By SCOTT JACKSON
Quincy is planning to replace 8,000 linear feet of seawall between Adams Shore and Houghs Neck with a taller structure meant to better repel the ocean, but some residents say the current plan does not go far enough.
City officials and representatives from Tighe & Bond, the engineering firm working with Quincy to design the new seawall, outlined their plans for the project during a community meeting Wednesday at City Hall. More than 100 residents were in attendance.
The seawall along Quincy Bay would be done in two phases, with the first phase taking place from Chickatabot Road to Babcock Street. The second phase goes from Babcock Street to Bayswater Road.
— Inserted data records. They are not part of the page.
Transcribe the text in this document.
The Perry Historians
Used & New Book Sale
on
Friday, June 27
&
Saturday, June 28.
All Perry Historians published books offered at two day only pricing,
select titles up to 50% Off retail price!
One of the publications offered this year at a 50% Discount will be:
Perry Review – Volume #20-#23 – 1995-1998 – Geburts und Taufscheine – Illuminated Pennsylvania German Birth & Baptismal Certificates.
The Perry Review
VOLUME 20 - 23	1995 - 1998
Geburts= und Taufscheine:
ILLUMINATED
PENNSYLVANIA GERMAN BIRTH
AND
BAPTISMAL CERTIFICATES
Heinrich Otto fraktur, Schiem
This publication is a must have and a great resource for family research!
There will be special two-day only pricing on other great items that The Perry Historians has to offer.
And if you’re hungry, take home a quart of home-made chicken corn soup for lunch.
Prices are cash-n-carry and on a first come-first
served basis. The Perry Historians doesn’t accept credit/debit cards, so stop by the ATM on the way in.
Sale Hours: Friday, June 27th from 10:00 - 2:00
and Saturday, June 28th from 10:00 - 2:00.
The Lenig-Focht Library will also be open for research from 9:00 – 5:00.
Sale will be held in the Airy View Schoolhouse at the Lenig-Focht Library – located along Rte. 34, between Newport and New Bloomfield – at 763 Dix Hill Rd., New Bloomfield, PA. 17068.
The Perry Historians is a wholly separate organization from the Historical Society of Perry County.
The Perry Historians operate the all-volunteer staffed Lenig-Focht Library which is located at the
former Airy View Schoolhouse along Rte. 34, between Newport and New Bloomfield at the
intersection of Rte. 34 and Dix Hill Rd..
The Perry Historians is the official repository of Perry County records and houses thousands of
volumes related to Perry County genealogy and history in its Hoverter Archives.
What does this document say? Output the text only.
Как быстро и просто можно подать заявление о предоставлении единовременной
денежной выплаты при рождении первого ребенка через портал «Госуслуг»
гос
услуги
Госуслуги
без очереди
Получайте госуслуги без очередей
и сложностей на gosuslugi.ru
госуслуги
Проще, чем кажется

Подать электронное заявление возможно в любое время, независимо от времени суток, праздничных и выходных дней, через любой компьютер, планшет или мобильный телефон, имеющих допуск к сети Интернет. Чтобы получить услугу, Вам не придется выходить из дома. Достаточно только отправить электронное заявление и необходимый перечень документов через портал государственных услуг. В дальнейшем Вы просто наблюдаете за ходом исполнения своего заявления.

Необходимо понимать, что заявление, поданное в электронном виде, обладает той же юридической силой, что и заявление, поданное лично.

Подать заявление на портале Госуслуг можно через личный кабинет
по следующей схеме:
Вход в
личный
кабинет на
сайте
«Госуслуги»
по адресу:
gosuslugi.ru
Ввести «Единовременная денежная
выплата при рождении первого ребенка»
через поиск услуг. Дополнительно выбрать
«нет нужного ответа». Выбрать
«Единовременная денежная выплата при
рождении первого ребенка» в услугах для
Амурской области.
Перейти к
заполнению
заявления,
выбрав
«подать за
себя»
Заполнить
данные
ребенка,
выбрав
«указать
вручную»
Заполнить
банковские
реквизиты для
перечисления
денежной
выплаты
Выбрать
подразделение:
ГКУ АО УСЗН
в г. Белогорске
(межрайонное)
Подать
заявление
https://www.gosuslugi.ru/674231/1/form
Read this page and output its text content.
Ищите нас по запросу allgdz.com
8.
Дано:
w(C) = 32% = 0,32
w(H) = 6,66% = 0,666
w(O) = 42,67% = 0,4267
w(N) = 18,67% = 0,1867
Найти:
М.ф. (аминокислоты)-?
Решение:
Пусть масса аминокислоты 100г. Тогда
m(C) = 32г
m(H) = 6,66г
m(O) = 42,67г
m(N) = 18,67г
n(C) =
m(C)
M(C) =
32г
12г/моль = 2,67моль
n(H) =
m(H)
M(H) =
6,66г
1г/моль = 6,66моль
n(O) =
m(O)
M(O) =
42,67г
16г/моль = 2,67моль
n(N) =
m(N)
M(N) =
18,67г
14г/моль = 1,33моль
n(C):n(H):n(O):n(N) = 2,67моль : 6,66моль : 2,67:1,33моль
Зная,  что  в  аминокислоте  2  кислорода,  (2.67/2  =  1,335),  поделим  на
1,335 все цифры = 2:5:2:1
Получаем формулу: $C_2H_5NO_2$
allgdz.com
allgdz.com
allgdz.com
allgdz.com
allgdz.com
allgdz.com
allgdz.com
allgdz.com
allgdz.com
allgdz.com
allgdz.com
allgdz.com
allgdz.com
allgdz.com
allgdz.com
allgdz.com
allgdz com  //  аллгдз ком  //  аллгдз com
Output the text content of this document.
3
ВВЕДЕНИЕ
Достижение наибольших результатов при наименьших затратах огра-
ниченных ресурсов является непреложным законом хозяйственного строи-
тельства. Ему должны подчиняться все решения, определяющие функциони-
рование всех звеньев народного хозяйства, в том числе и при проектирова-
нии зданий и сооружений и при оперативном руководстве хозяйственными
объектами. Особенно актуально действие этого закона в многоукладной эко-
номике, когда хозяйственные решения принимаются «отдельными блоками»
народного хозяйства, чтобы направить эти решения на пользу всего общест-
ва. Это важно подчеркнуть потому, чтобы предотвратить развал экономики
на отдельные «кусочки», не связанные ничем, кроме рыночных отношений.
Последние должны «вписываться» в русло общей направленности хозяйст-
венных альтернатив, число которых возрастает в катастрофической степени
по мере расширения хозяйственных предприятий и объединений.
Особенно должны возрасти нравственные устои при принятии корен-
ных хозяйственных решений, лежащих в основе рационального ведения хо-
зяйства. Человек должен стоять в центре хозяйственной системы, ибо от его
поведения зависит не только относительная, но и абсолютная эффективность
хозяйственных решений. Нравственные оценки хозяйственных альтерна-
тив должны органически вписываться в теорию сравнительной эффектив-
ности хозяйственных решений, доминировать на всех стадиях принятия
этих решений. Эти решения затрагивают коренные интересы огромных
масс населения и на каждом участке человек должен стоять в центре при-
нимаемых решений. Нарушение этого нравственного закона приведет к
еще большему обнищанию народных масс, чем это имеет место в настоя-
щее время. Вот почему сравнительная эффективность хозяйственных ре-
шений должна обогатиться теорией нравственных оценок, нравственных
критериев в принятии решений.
The project requires approval from seven different federal, state and local permitting bodies, including the Quincy Conservation Commission, which is slated to hear the proposal at its meeting Sept. 5. Chris Walker, the chief of staff to Mayor Thomas Koch, said there is no timeline yet for construction given the number of permits the city must obtain.
“The construction timeline will come when design and permitting are several steps down the road,” Walker said.
David Murphy of Tighe & Bond said the first phase is expected to cost up to $8.5 million. The total cost for both phases could exceed $15 million, Walker said. The city will seek state and federal money to complete the project – a state grant and matching funds from the city are paying for the design of the new seawall – but Koch is committed to the replacing the seawall even if no outside funding is secured.
“It’s not contigent on state or federal funding,” Walker said. “Whatever level of state and federal funding we get – that’s terrific. If there is no state or federal funding, the mayor fully intends to be in front of the City Council with a borrowing request for whatever needs to be done.”
The current seawall and stands, on average, 11 feet above mean sea level. Initially, Tighe & Bond planned to construct the new seawall two feet higher, Murphy said, but Koch asked the seawall be built four feet higher – a total of 15 feet above mean sea level – following this winter’s severe nor’easters.
Murphy said the worst predicted annual high tide – also known as a king tide – is 6.9 feet above mean sea level. The storm surge from the Jan. 4 nor’easter – the highest high tide Boston has seen – was 9.5 feet above mean sea level, with another four feet of wave action on top of it.
The proposal would include a leveling slab of concrete on top of the revetment currently in place, up to the elevation of the existing wall, Murphy said. The base would be six-feet wide. A seven-foot-tall, 12-inch wide section of pre-cast concrete would then be bolted to the outside of the wall facing the sea to provide the extra four feet of height. That would also create a 4.5-foot-wide walkway along the inside of the seawall on top of the concrete slab; railings would be installed on the walkway.
To provide access to the waterfront below the seawall, cut outs would be made in the wall itself, leading to staircases. The Department of Public Works would be responsible for inserting storm boards into the cutout sections ahead of storms if wave action were expected to surpass 11 feet above mean sea level. The number of such access points is still being determined.
The proposal would also include pipes every 30 feet along the seawall to drain floodwater into the ocean. The pipes would have one-way valves to ensure seawater does not permeate the wall.
Residents who spoke at the meeting said they were concerned about the design and whether it would be strong enough.
Dan Shea, an Adams Shore resident, said a wider wall without the railings and walkway would provide better protection while also minimizing maintenance costs in the future.
“I’m not sure this design is the right design,” he said. “You’re creating more maintenance for the city and more money down the road with the railings because we know they all fail within 10 to 15 years with the salt water hitting them all the time.”
Stuart Schrier, who also resides in Adams Shore, wanted to know if seawalls with a design similar to the one proposed along Quincy Bay have been constructed elsewhere.
“I think everyone is underestimating the power of the ocean,” he said. “We don’t want to be the guinea pig. Can you give us the history of those scrawny little blocks? If they’ve been in place for 20 years and they’ve withstood some storms, that might give us some confidence that that system could work.”
Duncan Mellor, an engineer with Tighe & Bond, said a similar seawall is located in North Hampton State Park in New Hampshire.
Murphy, in response to questions from residents about whether it would be possible to construct a new “jersey barrier” type seawall like the one in place now, but taller, said that would be feasible.
“That’s feasible to do,” he said. “We can increase the size of this leveling slab, bring that up to this elevation, and put new blocks like that – the ones you see all along – on top. That’s a design that is possible.”
Ward 1 Councillor David McCarthy said he plans to hold several meetings on the seawall to help come up with the best design possible.
“We live on the water, we live on the marsh, and it’s never going to go away,” McCarthy said. “We’re here to help, we’re here to defend it the best we can. Mother Nature might not care about anybody’s design in here and we’ll all be back here in a while, but we hope one design…will come out of all this and we can move forward.”